Year in and year out, men, and typically white men, dominate the narratives of the best selling videogames. Looking at the games that have been critically and financially successful over the past few years, there’s no shortage of brooding, heroic and flawed male leads: The Uncharted franchise. GTA V. Every single exhausting iteration of Call of Duty. The Last of Us. Assassin’s Creed. The lone exception might be the Tomb Raider reboot from 2013, but that game doesn’t exactly boast progressive gender perspectives. This quality is not, of course, unique to videogames. All forms of media struggle with proper representation, including movies, TV shows and novels all predominantly crafted around straight white people.
Few videogame covers have captured the whitewashed, testosterone-driven media landscape the way the box art for BioShock Infinite has. It’s a glorious bit of rah-rah patriotism and Charlton Heston-esque “from my cold, dead hands” chest puffing. Few things are as indicative of the current political and cultural climate in the United States as a brooding, grizzled white man wielding a phallic gun in front of a burning American flag.

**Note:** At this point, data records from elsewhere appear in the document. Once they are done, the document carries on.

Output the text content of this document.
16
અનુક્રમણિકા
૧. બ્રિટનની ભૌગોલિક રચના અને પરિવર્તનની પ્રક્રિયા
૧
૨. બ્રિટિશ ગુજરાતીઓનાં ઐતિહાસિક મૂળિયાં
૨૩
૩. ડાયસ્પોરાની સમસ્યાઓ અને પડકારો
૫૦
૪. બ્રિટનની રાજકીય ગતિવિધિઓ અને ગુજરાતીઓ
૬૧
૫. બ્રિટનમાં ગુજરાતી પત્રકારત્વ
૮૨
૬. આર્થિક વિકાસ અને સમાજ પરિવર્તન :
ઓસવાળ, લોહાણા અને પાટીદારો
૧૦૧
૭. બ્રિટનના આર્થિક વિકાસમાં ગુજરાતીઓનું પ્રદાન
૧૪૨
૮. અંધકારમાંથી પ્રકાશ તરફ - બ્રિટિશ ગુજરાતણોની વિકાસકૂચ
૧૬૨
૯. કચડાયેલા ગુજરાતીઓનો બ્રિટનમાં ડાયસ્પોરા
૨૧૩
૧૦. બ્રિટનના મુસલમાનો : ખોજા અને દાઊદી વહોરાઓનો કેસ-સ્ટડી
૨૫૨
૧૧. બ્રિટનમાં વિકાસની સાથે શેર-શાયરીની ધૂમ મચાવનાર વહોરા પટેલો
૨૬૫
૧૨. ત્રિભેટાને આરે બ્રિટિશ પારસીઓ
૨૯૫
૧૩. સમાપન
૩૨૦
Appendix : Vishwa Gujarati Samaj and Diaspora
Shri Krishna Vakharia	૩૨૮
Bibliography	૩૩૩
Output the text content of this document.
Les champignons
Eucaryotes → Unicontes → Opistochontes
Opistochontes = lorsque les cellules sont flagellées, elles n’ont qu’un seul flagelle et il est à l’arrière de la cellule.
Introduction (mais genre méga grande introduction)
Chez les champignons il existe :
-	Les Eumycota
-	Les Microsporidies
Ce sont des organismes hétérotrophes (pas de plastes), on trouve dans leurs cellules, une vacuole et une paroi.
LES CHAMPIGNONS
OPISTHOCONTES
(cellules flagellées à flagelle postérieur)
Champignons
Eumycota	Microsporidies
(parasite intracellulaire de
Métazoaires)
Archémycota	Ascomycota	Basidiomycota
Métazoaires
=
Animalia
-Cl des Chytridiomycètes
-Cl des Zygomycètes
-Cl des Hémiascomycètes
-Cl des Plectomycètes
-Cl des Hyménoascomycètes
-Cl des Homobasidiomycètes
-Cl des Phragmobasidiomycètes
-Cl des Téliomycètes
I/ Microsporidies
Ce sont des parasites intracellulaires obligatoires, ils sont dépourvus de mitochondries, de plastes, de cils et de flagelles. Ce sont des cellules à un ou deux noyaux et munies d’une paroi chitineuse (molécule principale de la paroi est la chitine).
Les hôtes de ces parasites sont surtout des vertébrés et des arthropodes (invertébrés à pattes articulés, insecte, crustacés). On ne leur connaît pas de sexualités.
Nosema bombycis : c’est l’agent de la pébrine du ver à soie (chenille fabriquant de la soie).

The über-conservative messages of the Tea Party and the GOP, where the suggestion that America losing sight of its “traditional” values has led to a faltering nation, are front and center here. Traditional America is burning, and only a white man with a gun can save us.
What’s unclear about the box art for BioShock Infinite is whether or not it’s lampooning the current political climate or implicitly perpetuating it. Most likely, it’s doing both, and the box art is representative of the problematic themes explored within the game itself. The game is both an indictment of fervent religious conviction and a story about the healing powers of belief. Also, the game clearly wants the player to draw parallels between its universe and America’s past; yet it’s unclear whether the game suggests that issues of racism and class divide are still prevalent in today’s society, or if by presenting the issues at an arm’s length by placing it within a fictional, futuristic setting, it’s trivializing very real, painful history.
The imagery of the box art is muddled. Levine has said it’s “for the people who aren’t informed” about videogames. There’s certainly a satirical component to it, providing an exaggerated view of patriotism and the cinematic violence of current videogames. But while the over-the-top swagger of Booker DeWitt may serve as a shot at the videogame industry’s lack of representation and originality, as well as America’s whitewashed view of history, it also presents an alluring persona. Where something like The Sopranos or Breaking Bad was able to turn the supposed badass-ness of a white protagonist into a complex commentary on the American dream, the box art for Bioshock Infinite is more about surface appeal. It’s the spiritual equivalent of just about every film Michael Bay has ever done; it straddles a fine line between vaguely warning about the consequences of the American dream while also wholly fetishizing the pursuit.